# Six trigonometric equations

• Jul 21st 2010, 01:06 PM
FailingTrig
Six trigonometric equations
Given: cot theta = sqrt2/4 , pi < theta < 3pi/2
find the exact value of the other five trig functions of theta, leave answers in radical form.

could someone show me how to do this, when i did it i got:
sin theta= -2sqrt2/3
cos theta= -1/3
tan theta= 2/sqrt2
cot theta= sqrt2/4
sec theta= -3
csc theta= -3sqrt2/4

is this correct?

a friend in class said that it wasn't and that i had to start by doing cot theta= cos/sin cos = sqrt2 sin = 4....
• Jul 21st 2010, 02:47 PM
skeeter
image link doesn't work. some you got correct.

$\displaystyle \cot{t} = \frac{\sqrt{2}}{4}$

noted that $\displaystyle t$ is in quad III ...

$\displaystyle \tan{t} = \frac{4}{\sqrt{2}} = 2\sqrt{2}$

using the identity $\displaystyle \csc^2{t} = 1 + \cot^2{t}$ ...

$\displaystyle \csc{t} = -\frac{3}{2\sqrt{2}}$

$\displaystyle \sin{t} = -\frac{2\sqrt{2}}{3}$

$\displaystyle \cos{t} = -\frac{1}{3}$

$\displaystyle \sec{t} = -3$
• Jul 21st 2010, 02:52 PM
eumyang
$\displaystyle cot \theta = \frac{x}{y} = \frac{\sqrt{2}}{4}$, and we're given that θ is in quadrant III, so $\displaystyle x = -\sqrt{2}$ and $\displaystyle y = -4$

Use $\displaystyle x^2 + y^2 = r^2$ to find r:
$\displaystyle (-\sqrt{2})^2 + (-4)^2 = r^2$
$\displaystyle 2 + 16 = r^2$
$\displaystyle 18 = r^2$
$\displaystyle r = 3\sqrt{2}$

So...
$\displaystyle sin \theta = \frac{y}{r} = \frac{-4}{3\sqrt{2}} = ...$
$\displaystyle cos \theta = \frac{x}{r} = ...$
...
• Jul 21st 2010, 04:03 PM
Soroban
Hello, FailingTrig!

Here's another approach . . .

Quote:

Given: .$\displaystyle \cot\theta \,=\, \frac{\sqrt{2}}{4},\;\; \pi < \theta < \frac{3\pi}{2}$

Find the exact value of the other five trig functions of $\displaystyle \theta$.
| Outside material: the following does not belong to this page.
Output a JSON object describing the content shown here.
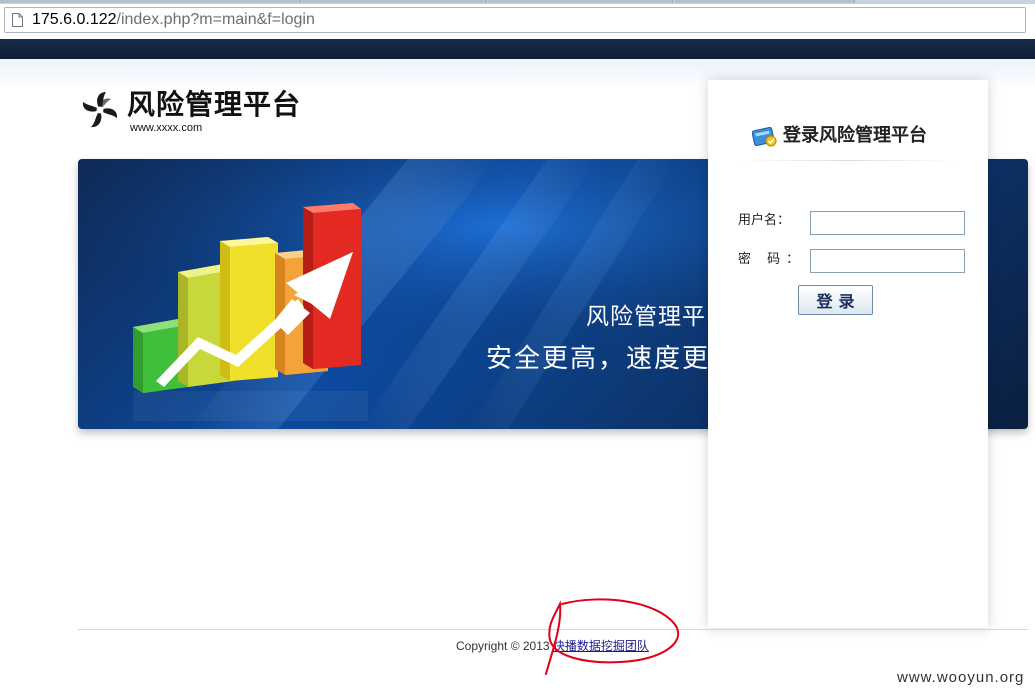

We are given: .$\displaystyle \cot\theta \:=\:\dfrac{\sqrt{2}}{4} \:=\:\dfrac{adj}{opp}$

That is, $\displaystyle \theta$ is in a right triangle with: .$\displaystyle adj = \sqrt{2},\;opp = 4$

Pythagorus says: .$\displaystyle hyp^2 \:=\:(\sqrt{2})^2 + 4^2 \:=\:18 \quad\Rightarrow\quad hyp \:=\:3\sqrt{2}$

Since $\displaystyle \theta$ is in Quadrant 3, only $\displaystyle \tan\theta$ and $\displaystyle \cot\theta$ are positive.

Therefore:

. . $\displaystyle \begin{array}{cccccc} \sin\theta &=& -\dfrac{4}{3\sqrt{2}} &=& -\dfrac{2\sqrt{2}}{3} \\ \\[-3mm] \cos\theta &=& -\dfrac{\sqrt{2}}{3\sqrt{2}} &=& -\dfrac{1}{3} \\ \\[-3mm] \tan\theta &=& \dfrac{4}{\sqrt{2}} &=& 2\sqrt{2} \\ \\[-3mm] \cot\theta &=& \dfrac{\sqrt{2}}{4} \\ \\[-3mm] \sec\theta &=& -3 \\ \\[-3mm] \csc\theta &=& -\dfrac{3\sqrt{2}}{4}\end{array}$

• Jul 21st 2010, 08:17 PM
FailingTrig
Quote:

Originally Posted by Soroban
Hello, FailingTrig!

Here's another approach . . .

We are given: .$\displaystyle \cot\theta \:=\:\dfrac{\sqrt{2}}{4} \:=\:\dfrac{adj}{opp}$

That is, $\displaystyle \theta$ is in a right triangle with: .$\displaystyle adj = \sqrt{2},\;opp = 4$

Pythagorus says: .$\displaystyle hyp^2 \:=\:(\sqrt{2})^2 + 4^2 \:=\:18 \quad\Rightarrow\quad hyp \:=\:3\sqrt{2}$

Since $\displaystyle \theta$ is in Quadrant 3, only $\displaystyle \tan\theta$ and $\displaystyle \cot\theta$ are positive.

Therefore:

. . $\displaystyle \begin{array}{cccccc} \sin\theta &=& -\dfrac{4}{3\sqrt{2}} &=& -\dfrac{2\sqrt{2}}{3} \\ \\[-3mm] \cos\theta &=& -\dfrac{\sqrt{2}}{3\sqrt{2}} &=& -\dfrac{1}{3} \\ \\[-3mm] \tan\theta &=& \dfrac{4}{\sqrt{2}} &=& 2\sqrt{2} \\ \\[-3mm] \cot\theta &=& \dfrac{\sqrt{2}}{4} \\ \\[-3mm] \sec\theta &=& -3 \\ \\[-3mm] \csc\theta &=& -\dfrac{3\sqrt{2}}{4}\end{array}$

Did it right then! Awesome, thanks for showing me everyone =)